What should I do if my baby seems too sleepy after I take pain meds?
If your baby is unusually sleepy, difficult to wake for feeds, or has slow or shallow breathing, stop the medication immediately and contact your pediatrician or go to the emergency room. These could be signs of opioid overdose. Even if you’re taking a medication considered safe, every baby reacts differently - especially in the first weeks of life. Don’t wait.
Are there any pain meds I should avoid besides codeine and tramadol?

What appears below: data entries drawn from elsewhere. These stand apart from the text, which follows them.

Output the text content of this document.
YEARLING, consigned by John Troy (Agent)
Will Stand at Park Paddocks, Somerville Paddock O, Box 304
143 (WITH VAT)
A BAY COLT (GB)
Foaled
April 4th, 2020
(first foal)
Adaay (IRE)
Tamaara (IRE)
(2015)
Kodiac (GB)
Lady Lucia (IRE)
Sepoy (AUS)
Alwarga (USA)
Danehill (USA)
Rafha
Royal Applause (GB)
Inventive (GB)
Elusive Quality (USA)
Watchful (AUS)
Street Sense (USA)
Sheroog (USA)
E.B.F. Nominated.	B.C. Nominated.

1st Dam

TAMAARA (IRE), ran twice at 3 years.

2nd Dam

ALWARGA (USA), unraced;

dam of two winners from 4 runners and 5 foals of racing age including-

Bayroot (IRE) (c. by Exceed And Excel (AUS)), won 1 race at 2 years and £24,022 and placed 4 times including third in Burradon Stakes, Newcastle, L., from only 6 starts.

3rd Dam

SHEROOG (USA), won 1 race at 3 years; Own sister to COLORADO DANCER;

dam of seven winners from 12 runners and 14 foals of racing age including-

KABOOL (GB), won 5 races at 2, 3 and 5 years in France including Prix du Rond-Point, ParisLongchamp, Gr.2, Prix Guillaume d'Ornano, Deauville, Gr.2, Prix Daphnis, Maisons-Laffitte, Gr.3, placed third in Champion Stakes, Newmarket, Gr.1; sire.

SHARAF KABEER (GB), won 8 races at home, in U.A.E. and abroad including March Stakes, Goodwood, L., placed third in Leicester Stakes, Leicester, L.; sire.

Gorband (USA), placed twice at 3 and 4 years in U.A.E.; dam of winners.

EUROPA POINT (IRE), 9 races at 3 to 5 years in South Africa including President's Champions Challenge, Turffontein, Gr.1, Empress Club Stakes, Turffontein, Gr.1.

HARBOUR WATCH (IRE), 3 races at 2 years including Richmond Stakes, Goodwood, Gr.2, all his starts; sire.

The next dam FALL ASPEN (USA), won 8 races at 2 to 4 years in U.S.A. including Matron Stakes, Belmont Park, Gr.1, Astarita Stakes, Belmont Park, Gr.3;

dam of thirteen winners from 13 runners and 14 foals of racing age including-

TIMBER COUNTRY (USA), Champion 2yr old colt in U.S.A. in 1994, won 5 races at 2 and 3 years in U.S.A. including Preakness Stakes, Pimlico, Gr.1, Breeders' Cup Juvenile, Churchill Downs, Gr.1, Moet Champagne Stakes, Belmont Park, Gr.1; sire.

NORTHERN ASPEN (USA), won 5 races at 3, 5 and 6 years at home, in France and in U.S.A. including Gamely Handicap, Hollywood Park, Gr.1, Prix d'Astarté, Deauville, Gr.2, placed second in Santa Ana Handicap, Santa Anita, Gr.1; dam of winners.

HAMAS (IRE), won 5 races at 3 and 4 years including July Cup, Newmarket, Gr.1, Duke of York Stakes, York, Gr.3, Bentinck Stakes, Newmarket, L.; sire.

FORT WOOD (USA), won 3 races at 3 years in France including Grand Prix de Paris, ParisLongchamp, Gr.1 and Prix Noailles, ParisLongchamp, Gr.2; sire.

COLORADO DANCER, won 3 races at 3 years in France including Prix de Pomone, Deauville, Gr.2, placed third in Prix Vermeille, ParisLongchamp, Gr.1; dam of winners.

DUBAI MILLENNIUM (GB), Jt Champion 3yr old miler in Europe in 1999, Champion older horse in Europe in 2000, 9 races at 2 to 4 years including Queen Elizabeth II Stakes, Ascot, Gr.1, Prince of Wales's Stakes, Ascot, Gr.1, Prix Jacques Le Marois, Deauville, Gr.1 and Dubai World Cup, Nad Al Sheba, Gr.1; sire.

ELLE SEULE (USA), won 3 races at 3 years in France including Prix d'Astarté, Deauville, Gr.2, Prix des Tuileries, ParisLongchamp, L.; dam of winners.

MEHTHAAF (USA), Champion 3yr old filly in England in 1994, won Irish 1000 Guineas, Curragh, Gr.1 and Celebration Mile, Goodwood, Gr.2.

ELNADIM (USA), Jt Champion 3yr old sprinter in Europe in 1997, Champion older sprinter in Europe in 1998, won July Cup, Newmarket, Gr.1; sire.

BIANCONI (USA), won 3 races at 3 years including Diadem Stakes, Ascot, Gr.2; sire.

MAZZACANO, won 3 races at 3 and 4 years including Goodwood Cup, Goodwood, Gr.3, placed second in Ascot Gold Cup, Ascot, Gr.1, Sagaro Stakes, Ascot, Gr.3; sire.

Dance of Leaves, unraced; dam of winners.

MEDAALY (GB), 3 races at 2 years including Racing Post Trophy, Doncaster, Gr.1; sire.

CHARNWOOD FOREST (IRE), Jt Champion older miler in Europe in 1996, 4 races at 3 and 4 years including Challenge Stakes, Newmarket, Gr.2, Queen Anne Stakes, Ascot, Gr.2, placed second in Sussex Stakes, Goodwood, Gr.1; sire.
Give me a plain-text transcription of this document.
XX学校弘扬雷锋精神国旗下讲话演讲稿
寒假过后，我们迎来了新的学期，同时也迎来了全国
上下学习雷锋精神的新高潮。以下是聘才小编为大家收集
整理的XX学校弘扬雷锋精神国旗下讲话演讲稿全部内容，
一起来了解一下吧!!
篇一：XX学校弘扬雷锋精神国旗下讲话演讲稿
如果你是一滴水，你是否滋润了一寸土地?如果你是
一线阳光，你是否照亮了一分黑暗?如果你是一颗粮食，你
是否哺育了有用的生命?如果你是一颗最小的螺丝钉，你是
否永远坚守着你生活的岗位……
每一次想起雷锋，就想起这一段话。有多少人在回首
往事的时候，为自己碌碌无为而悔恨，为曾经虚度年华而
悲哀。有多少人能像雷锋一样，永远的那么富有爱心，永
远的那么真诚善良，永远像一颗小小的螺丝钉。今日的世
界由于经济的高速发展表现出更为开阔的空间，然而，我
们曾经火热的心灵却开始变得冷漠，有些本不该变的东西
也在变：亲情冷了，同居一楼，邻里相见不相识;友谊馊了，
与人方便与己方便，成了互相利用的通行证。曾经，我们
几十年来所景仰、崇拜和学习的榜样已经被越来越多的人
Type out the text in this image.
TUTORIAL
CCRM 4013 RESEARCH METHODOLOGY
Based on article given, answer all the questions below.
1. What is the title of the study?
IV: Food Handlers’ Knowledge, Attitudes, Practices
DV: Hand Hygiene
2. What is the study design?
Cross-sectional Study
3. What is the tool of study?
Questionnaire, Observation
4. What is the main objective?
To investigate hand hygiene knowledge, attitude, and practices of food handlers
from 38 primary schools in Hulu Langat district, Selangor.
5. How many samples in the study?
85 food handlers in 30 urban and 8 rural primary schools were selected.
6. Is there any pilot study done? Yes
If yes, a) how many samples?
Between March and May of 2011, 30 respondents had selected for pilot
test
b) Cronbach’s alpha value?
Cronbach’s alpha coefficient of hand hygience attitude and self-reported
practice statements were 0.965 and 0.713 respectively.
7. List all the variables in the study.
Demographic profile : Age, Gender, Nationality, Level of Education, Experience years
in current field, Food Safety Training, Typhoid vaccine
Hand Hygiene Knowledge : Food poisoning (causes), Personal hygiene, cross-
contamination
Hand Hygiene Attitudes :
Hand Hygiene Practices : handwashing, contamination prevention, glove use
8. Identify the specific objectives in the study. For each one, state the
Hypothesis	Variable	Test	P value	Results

Yes. Naproxen and indomethacin are NSAIDs that stay in your system longer and reach higher levels in breast milk than ibuprofen. They’re not recommended for new mothers, especially if your baby is premature or under 2 months old. Stick with ibuprofen for NSAID pain relief.
How long should I use opioids after delivery?
Opioids should be used for the shortest time possible - ideally no more than 4-6 days. After that, most postpartum pain can be managed with ibuprofen and acetaminophen alone. If you’re still in significant pain after a week, talk to your doctor about other causes, like infection or pelvic floor issues, rather than continuing opioids.